Mais la poupée avait secoué la tête. « Je ne suis pas si gentil. C’est du moins ce que je dirais, mais avec seulement deux disciples, j’aimerais vous aider à rester hors de danger. Mais je suis extrêmement faible, vous voyez. Je ne peux même pas aller voir Rentt aussi souvent. Même vous parler comme ça en ce moment demande beaucoup d’efforts. »
« Alors pourquoi ma divinité a-t-elle augmenté ? » avais-je demandé.
La poupée avait levé la tête et m’avait regardé fixement. « Cela peut être augmenté progressivement si vous travaillez assez dur, mais ce qui vous est arrivé n’est pas normal. Ça a probablement un rapport avec ce masque bizarre. Je sens un dieu, mais je ne sais pas lequel. »
« Cela ? » C’était le masque maudit que Rina m’avait acheté au marché. En plus d’être inamovible, je n’avais jamais pensé qu’il avait des effets. Si ce que l’esprit avait dit était vrai, alors ce masque n’était même pas maudit au départ. Il mentionnait un dieu, mais je n’avais rien senti et Lorraine non plus.

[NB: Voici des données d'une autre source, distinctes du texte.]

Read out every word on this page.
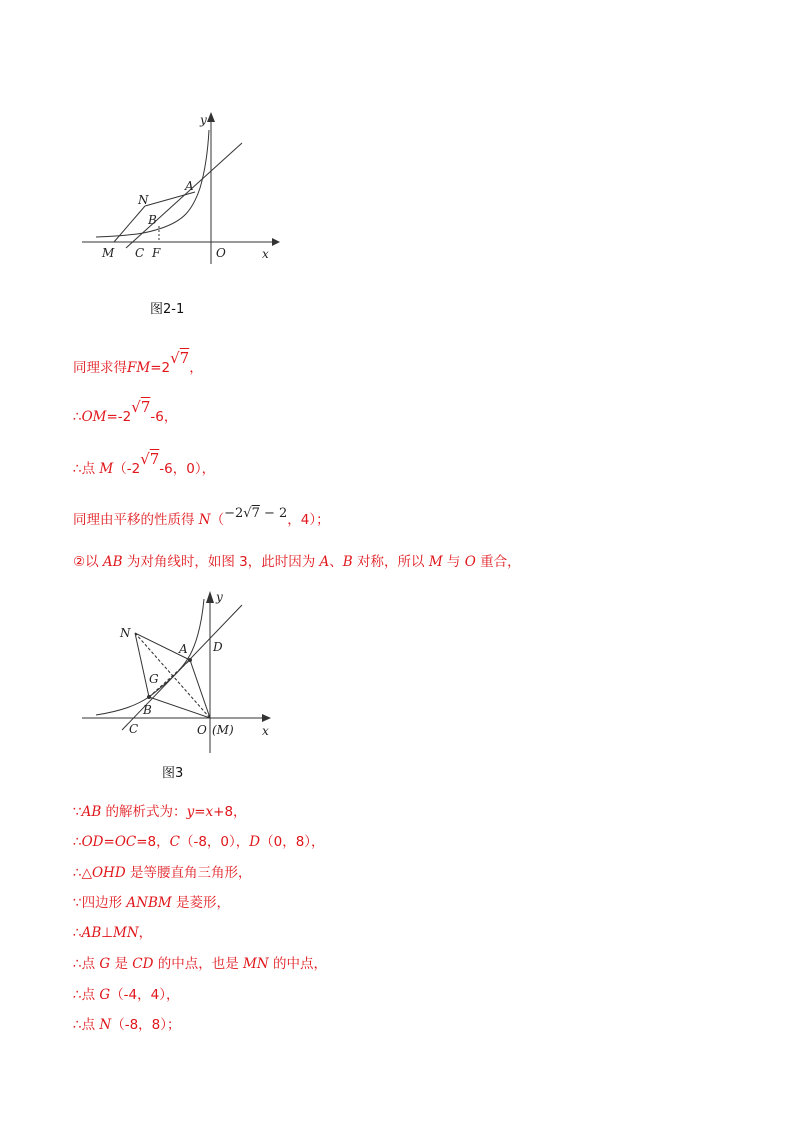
y
x
N
A
B
M C F	O
图2-1
同理求得FM=2√7，
∴OM=-2√7-6，
∴点 M（-2√7-6，0），
同理由平移的性质得 N（−2√7 − 2，4）；
②以 AB 为对角线时，如图 3，此时因为 A、B 对称，所以 M 与 O 重合，
y
x
N
A D
G
B
C	O (M)
图3
∵AB 的解析式为：y=x+8，
∴OD=OC=8，C（-8，0），D（0，8），
∴△OHD 是等腰直角三角形，
∵四边形 ANBM 是菱形，
∴AB⊥MN，
∴点 G 是 CD 的中点，也是 MN 的中点，
∴点 G（-4，4），
∴点 N（-8，8）；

« Il pourrait s’agir d’un objet sacré, » déclara la poupée. « Cela expliquerait pourquoi il renforce ma bénédiction. Peut-être avez-vous reçu une bénédiction supplémentaire de la part du créateur du masque. »
Pour la plupart, les humains n’avaient aucun moyen de savoir quels dieux les avaient bénis. Votre seul espoir était de déduire, comme je l’avais fait lorsque j’avais gagné en divinité après avoir réparé le sanctuaire. Cela signifiait que mon impensable augmentation de la divinité provenait d’une autre bénédiction dont je n’étais pas conscient, et elle provenait de ce masque.
« De quel dieu s’agit-il exactement ? » demandai-je.
« Qui sait ? Comme je l’ai dit, je ne sais pas. Si vous voulez vraiment le savoir, pourquoi ne pas aller au temple principal du Dieu de l’évaluation ? Si vous apportez un objet sacré, le dieu lui-même pourrait l’examiner pour vous. »
C’est alors que la poupée s’était soudainement mise à paniquer. Lorraine et moi lui avions lancé des regards étranges.
« On dirait que mon temps est écoulé, » avait-elle déclaré, s’exprimant maintenant rapidement. « La prochaine fois que vous créerez quelque chose que j’habiterai, utilisez de meilleurs matériaux. Les objets humanoïdes sont les plus faciles à posséder. Je devrais pouvoir les posséder où que vous soyez, tant que vous m’appelez. »
« Attendez ! Dites-moi au moins votre nom, » avais-je crié.
« Mon nom ? Personne ne m’a donné de nom. Je fais partie de Viroget, alors appelez-moi Viro ou Get ou quelque chose comme ça. À plus tard ! » dit-elle faiblement, puis elle cracha ce qui semblait être de la vapeur.